In a remarkable decision addressing the reach of search warrants aimed at personal data stored by a third party in the cloud, a court ruled last week that an internet service provider (“ISP”) can be compelled to produce personal information located outside of the U.S. The decision by Magistrate Judge James Francis (S.D.N.Y.) denied Microsoft Corporation’s motion to quash a warrant requiring production of customer email content and related data stored on a server located in Dublin, Ireland. If adopted by other courts, the ruling could have far-reaching implications not only in the context of overseas cloud storage, but the privacy of personal data stored on third- party servers generally.
The specific issue addressed by the court concerns application of the infamously antiquated Stored Communications Act (“SCA”) of 1986, which allows the U.S. government to obtain information by subpoena, court order, or warrant from third parties such as ISPs. On December 4, 2013, the court approved the government’s request for a SCA search warrant to Microsoft seeking virtually all content and data associated with a particular email account. Microsoft produced all relevant information stored on its domestic servers, but moved to quash the warrant to the extent it sought information stored at its datacenter located in Dublin, arguing that U.S. courts are not authorized to issue extraterritorial search warrants. Notably, it is not clear from the decision whether the owner of the subject email account is a U.S. resident.
The crux of the issue before the court was whether a search warrant issued under the SCA should be treated as a search warrant in the conventional sense, which is restricted to the seizure of property within the United States, or as a subpoena, which can be enforced extraterritorially. The court concluded that, for purposes of extraterritorial enforcement, SCA search warrants should be treated like subpoenas, requiring the recipient to produce information even if it is located abroad.
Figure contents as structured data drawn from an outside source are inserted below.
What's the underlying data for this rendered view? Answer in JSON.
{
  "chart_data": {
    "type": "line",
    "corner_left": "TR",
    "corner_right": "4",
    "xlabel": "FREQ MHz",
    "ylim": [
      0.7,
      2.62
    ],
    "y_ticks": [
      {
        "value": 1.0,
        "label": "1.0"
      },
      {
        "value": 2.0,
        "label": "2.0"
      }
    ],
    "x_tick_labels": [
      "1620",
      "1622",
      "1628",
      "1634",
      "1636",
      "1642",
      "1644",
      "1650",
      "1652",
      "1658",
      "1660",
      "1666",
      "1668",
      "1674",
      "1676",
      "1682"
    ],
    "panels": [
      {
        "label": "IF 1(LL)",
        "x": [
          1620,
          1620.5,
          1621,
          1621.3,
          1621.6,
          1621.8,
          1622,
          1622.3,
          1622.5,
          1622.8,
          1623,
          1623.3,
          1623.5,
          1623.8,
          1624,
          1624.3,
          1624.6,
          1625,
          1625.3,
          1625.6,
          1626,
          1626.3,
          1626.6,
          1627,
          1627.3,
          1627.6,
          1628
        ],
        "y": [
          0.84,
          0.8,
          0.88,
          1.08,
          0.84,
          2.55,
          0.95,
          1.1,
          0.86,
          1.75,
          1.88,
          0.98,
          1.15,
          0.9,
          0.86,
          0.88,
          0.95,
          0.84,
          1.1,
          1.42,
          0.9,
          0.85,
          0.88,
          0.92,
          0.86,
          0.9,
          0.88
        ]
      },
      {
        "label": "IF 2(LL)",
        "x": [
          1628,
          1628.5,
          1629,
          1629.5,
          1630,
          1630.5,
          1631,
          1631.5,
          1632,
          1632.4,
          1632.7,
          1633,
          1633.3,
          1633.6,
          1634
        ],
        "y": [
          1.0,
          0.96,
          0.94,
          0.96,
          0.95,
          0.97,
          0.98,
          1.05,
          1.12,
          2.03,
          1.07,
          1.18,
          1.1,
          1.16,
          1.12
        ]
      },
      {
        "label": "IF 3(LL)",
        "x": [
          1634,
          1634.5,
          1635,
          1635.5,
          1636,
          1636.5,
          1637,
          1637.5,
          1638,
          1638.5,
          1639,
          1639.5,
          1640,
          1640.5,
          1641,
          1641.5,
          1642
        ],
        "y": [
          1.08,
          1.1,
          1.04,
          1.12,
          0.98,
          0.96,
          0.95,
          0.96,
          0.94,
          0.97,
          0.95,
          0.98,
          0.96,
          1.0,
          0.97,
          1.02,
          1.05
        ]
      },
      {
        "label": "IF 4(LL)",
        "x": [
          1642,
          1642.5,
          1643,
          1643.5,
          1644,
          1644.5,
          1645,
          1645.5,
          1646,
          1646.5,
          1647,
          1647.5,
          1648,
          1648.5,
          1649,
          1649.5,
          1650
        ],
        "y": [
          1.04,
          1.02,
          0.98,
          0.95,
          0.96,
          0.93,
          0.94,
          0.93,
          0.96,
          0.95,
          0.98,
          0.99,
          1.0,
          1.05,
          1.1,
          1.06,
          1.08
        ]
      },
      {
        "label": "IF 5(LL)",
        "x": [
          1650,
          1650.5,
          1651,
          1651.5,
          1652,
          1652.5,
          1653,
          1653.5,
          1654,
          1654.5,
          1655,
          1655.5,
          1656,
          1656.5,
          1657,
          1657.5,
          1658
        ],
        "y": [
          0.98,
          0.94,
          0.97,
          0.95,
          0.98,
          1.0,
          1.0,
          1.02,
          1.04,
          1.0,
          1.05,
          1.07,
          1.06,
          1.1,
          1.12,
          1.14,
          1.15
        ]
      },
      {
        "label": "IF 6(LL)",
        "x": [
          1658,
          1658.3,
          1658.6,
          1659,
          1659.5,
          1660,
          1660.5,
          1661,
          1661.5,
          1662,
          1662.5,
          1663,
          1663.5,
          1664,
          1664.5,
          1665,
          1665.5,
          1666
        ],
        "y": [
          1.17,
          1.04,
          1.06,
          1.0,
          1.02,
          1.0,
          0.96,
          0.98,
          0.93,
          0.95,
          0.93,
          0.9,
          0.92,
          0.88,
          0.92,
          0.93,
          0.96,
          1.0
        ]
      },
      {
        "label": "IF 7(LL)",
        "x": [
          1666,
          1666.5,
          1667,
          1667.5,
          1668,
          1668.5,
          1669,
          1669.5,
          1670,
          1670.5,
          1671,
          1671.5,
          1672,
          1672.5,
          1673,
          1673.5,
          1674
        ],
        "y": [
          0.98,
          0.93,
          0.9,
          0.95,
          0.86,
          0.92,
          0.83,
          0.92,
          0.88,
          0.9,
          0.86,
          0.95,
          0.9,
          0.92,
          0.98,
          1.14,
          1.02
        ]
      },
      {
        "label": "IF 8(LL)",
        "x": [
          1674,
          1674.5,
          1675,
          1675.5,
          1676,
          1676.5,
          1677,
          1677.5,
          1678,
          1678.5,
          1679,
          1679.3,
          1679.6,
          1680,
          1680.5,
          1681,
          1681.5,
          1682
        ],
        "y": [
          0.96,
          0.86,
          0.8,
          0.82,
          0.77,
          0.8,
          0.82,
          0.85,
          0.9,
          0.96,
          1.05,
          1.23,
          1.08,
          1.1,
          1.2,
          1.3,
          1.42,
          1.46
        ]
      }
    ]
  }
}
In reaching the decision, the court engaged in a thorough examination of the SCA’s text, structure, and legislative history, including the practical implications of restricting SCA search warrants to U.S. soil. But the court did not separately address application of the Fourth Amendment’s search-and-seizure requirements to warrants for personal email data.
Instead, in examining the structure of the SCA, the court made the remarkable observation that “the Fourth Amendment . . . might not apply to information communicated through the internet.” For this sweeping proposition, the court cited a single academic article, concluding that “there were no constitutional limits on an ISP’s disclosure of its customer’s data.” Relying on another academic article by the same author, the court also found that “no . . . search has occurred” until the data in question is “exposed to possible human observation, such as when it appears on a screen, rather than when it is copied by the hard drive or processed by the computer.”
These determinations are arguably contrary to other cases, such as the Sixth Circuit’s decision in United States v. Warshak, 631 F.3d 266, 288 (6th Cir 2010). There, the court held that “if government agents compel and ISP to surrender the contents of a subscriber’s emails, those agents have thereby conducted a Fourth Amendment search, which necessitates compliance with the warrant requirement absent some exception.” Emphasizing the “fundamental similarities” between modern day emails and traditional forms of communication such as letters, the court made clear that internet users enjoy a “reasonable expectation of privacy in the contents of emails ‘that are stored with, or sent or received through, a commercial ISP.’” In other words, the Warshak court held that the Fourth Amendment trumps the SCA where such data is at stake.
This apparent tension between the Microsoft ruling and Warshak also brings to mind Justice Sotomayor’s observation in United States v. Jones that reasonable expectations of privacy may be the wrong lens through which to view these issues in the internet age:
More fundamentally, it may be necessary to reconsider the premise that an individual has no reasonable expectation of privacy in information voluntarily disclosed to third parties. . . . This approach is ill suited to the digital age, in which people reveal a great deal of information about themselves to third parties in the course of carrying out mundane tasks.
The Microsoft decision has the potential to significantly expand the power of the U.S. government to obtain digital information from sources outside of the U.S., and in turn raises the specter of a fundamental conflict with foreign data-protection laws. And the decision could have even broader implications by virtue of its apparent holding that there are no constitutional limits on law enforcement collection of personal data through ISPs. Of course, whether other courts will follow suit remains to be seen.